A história das animações da Walt Disney é marcada por constantes inscrições de elementos de horror. Monstros, mortos-vivos e outras criaturas das trevas foram presenças frequentes em séries como as sinfonias ingênuas e as primeiras aventuras de Mickey.
Lembro-me de assistir a animação Fantasmas Solitários (1937) com um fascínio diferente das demais tramas do estúdio, exibidas como um seriado pela Rede Globo nos anos 90. No curta-metragem, um grupo de espíritos entediados decide ligar para um anúncio de exterminadores de entidades paranormais só para se divertir. Mickey, Donald e Pateta obviamente interpretam os caça-fantasmas, que chegam ao local com um medo antecipado. Entre algumas piadas físicas, o trio acaba encurralado na mão das sádicas assombrações, que intencionalmente as assustam.
A narrativa parece experimentar a ideia de que o horror é divertido, mensagem que entendi muito bem ainda pequeno. Não devemos ter vergonha do nosso medo, mas rir dele e encará-lo como uma espécie de rito de passagem.
Penso que os elementos de horror servem como uma espécie de convite para que as crianças possam começar a observar o potencial de diversão do gênero.
A chamada Era de Ouro da Disney está repleta de outros exemplos como esse. Os curtas-metragens A Dança dos Esqueletos (1929), The Haunted House (1929) e The Mad Doctor (1933) são cheios de gags de sustos. Entre os longas-metragens, Branca de Neve e os Sete Anões (1937), Pinóquio (1940) e Fantasia (1940) têm cenas que são assustadoras até hoje.
Tenho a impressão de que o medo se afastou dos desenhos animados do estúdio com o tempo. Na televisão, a segmentação do público por idade e afinidade fatiou a possibilidade de oferecer experiências horríficas às crianças. Uma animação como Moana (2016) abusa do excesso de cor, das cenas musicais e das piadas para evitar o medo dos perigos de um vale de monstros.
A necessidade de criar uma ameaça, no entanto, frequentemente recorre às caracterizações típicas de histórias de horror. Zootopia (2016) é bem eficiente em criar uma atmosfera de perigo quando os predadores que ficam selvagens e atacam outros animais. Não é nada como a cena da floresta de Branca de Neve ou a transformação de Pinóquio em um burro, mas é possível perceber uma tentativa de diálogo com o gênero.
Gosto do modo como o especial de halloween Toy Story de Terror (2013) representa algumas das ideias recentes do horrível nas animações da Disney. O curta-metragem começa com os brinquedos assistindo a um filme de vampiro dentro de um carro. Bonnie e a mãe decidem fazer uma parada em um hotel de beira de estrada habitado por uma sombria criatura, que rapidamente se revela um simpático lagarto.
Constantemente, o Mr.

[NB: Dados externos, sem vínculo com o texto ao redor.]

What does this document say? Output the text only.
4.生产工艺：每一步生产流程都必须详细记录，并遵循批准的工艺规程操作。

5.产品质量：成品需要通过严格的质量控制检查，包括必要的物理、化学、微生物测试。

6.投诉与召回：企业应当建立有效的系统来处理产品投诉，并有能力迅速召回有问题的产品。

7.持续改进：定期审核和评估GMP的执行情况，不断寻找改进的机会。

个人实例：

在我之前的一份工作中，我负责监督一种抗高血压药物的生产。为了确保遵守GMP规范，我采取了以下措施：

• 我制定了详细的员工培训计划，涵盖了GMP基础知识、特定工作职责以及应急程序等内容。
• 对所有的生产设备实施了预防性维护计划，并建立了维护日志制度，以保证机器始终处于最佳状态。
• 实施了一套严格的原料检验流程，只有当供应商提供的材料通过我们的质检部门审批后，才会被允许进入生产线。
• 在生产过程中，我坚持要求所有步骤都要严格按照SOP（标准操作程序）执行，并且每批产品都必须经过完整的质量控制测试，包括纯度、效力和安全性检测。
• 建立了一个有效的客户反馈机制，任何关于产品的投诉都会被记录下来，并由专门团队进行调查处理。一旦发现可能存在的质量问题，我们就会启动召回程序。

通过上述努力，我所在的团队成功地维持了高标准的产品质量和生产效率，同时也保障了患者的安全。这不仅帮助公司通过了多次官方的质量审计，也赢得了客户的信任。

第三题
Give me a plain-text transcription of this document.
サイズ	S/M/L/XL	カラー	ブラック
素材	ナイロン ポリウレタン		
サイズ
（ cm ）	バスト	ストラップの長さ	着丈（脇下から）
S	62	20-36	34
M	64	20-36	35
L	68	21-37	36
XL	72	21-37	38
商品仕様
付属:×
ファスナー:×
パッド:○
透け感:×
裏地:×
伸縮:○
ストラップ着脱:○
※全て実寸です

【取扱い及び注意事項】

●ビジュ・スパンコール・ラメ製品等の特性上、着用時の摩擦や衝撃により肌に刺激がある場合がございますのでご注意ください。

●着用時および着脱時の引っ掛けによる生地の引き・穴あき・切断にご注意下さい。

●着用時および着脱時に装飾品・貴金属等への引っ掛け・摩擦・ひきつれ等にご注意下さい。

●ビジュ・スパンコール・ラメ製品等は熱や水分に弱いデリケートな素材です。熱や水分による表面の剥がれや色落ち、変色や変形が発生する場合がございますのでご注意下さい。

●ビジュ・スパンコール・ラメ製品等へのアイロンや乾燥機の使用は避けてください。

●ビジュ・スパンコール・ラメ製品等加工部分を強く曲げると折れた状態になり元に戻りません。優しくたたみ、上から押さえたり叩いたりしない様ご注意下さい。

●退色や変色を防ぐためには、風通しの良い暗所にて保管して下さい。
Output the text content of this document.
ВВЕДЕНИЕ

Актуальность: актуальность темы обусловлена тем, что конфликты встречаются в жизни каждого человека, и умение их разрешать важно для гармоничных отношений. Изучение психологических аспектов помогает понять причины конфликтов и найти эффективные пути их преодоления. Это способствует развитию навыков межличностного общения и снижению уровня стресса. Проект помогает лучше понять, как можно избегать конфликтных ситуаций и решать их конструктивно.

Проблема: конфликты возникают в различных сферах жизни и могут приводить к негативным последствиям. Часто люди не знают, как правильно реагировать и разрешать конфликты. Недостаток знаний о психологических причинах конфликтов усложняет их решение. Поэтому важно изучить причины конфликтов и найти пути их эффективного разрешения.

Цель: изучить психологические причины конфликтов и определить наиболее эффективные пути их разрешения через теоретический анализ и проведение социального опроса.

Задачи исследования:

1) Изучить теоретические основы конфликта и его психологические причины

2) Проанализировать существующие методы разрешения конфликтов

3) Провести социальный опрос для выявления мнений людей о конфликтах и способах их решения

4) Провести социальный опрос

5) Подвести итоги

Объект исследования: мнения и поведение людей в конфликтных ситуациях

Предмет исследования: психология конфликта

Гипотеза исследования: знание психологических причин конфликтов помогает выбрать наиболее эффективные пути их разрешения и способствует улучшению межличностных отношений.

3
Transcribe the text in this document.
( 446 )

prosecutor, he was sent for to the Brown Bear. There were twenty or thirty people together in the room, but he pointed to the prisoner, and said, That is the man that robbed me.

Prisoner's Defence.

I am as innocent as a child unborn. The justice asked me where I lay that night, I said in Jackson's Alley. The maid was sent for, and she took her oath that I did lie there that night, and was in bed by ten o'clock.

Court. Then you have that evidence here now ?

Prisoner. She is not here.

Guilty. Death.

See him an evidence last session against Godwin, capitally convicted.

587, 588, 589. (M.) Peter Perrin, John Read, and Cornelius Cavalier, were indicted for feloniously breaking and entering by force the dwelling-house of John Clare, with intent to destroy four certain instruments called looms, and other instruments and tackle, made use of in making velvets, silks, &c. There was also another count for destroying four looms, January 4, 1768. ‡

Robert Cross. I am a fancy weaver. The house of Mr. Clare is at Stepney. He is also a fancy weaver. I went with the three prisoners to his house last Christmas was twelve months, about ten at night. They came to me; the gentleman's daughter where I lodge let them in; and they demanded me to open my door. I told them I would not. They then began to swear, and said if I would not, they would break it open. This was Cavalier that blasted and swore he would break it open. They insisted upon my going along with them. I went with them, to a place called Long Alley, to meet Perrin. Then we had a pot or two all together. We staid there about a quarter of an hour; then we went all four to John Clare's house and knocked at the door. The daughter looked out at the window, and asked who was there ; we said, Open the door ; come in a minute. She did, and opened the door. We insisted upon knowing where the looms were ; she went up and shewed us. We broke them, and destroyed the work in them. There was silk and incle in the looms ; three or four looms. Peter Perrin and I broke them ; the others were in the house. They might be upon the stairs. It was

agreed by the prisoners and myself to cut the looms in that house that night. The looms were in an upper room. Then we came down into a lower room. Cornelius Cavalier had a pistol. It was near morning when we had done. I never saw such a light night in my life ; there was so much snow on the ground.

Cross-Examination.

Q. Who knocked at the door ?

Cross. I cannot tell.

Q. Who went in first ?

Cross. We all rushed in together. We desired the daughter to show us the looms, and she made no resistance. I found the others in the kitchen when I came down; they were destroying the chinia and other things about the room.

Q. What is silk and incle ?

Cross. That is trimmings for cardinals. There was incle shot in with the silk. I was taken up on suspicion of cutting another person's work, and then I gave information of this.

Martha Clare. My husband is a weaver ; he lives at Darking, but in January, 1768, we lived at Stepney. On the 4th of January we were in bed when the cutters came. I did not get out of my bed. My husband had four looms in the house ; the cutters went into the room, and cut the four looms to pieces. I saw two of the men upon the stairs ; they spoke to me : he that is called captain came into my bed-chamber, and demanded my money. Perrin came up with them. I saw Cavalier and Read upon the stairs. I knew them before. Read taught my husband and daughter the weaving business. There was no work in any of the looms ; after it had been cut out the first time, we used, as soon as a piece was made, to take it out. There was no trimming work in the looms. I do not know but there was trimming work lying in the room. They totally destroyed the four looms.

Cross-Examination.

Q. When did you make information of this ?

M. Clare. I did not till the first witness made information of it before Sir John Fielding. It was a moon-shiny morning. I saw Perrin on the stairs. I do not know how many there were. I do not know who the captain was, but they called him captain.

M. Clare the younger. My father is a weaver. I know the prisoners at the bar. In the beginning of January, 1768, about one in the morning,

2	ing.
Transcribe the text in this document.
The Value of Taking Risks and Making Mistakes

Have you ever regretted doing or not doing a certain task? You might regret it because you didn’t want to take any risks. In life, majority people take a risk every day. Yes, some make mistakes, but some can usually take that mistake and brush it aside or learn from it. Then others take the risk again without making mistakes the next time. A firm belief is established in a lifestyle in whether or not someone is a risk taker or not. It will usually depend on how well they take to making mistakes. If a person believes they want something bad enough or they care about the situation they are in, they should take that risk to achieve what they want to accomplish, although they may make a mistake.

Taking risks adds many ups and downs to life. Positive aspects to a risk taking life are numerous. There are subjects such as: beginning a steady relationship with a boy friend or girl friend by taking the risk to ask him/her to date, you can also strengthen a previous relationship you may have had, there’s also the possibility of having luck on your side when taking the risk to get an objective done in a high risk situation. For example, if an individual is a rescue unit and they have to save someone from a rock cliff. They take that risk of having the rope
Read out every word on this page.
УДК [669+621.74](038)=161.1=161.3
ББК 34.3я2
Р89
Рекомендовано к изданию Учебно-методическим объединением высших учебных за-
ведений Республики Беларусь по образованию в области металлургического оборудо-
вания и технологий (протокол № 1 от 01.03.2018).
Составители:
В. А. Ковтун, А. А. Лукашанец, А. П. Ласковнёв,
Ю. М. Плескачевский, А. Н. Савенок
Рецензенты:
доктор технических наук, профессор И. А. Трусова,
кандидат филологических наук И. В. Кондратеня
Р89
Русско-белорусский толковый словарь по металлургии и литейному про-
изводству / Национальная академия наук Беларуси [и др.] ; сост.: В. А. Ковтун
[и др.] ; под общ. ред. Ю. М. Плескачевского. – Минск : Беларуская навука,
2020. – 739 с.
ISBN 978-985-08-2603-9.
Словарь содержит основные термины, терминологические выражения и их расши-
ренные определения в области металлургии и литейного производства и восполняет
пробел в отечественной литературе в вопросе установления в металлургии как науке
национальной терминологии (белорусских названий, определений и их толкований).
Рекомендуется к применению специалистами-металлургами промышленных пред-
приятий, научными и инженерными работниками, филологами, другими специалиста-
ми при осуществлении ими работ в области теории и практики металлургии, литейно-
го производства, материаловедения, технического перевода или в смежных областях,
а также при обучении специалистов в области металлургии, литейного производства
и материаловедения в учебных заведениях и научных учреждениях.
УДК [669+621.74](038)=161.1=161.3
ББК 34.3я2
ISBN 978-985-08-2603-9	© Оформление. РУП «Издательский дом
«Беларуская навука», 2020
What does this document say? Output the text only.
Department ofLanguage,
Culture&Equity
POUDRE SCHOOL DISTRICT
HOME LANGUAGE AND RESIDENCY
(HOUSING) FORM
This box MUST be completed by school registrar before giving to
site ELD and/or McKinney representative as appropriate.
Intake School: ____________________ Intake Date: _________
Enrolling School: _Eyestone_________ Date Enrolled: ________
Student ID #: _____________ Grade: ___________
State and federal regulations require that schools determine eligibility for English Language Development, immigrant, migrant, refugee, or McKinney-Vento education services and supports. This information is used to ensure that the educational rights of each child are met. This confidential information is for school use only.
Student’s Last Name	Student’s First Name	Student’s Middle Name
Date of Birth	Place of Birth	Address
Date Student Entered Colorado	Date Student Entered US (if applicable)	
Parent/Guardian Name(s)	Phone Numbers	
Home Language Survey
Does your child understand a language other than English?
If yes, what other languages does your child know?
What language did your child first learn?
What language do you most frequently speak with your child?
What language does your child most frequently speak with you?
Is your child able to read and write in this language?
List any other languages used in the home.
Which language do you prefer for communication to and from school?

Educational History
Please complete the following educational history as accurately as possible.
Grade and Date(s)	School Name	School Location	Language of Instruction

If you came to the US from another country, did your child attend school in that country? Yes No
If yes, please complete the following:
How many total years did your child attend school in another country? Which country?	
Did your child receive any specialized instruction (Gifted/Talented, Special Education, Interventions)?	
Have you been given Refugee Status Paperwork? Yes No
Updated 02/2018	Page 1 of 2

Pricklepants cita clichês de tramas de horror aos outros personagens, que são vítimas desses mesmos clichês logo em seguida. A estratégia aqui é a referência, como se a animação reconhecesse a linguagem do gênero e a transformasse em um catálogo de situações e imagens constantemente acessado pelo público e pelo próprio enredo.
O especial de halloween de Toy Story, assim como o clássico Fantasmas Solitários, não é exatamente realizado para assustar. Penso que eles servem como uma espécie de convite ao horror, no qual as crianças podem começar a observar o potencial de diversão do gênero (que na idade certa pode ser muito mais sanguinolento e pesado).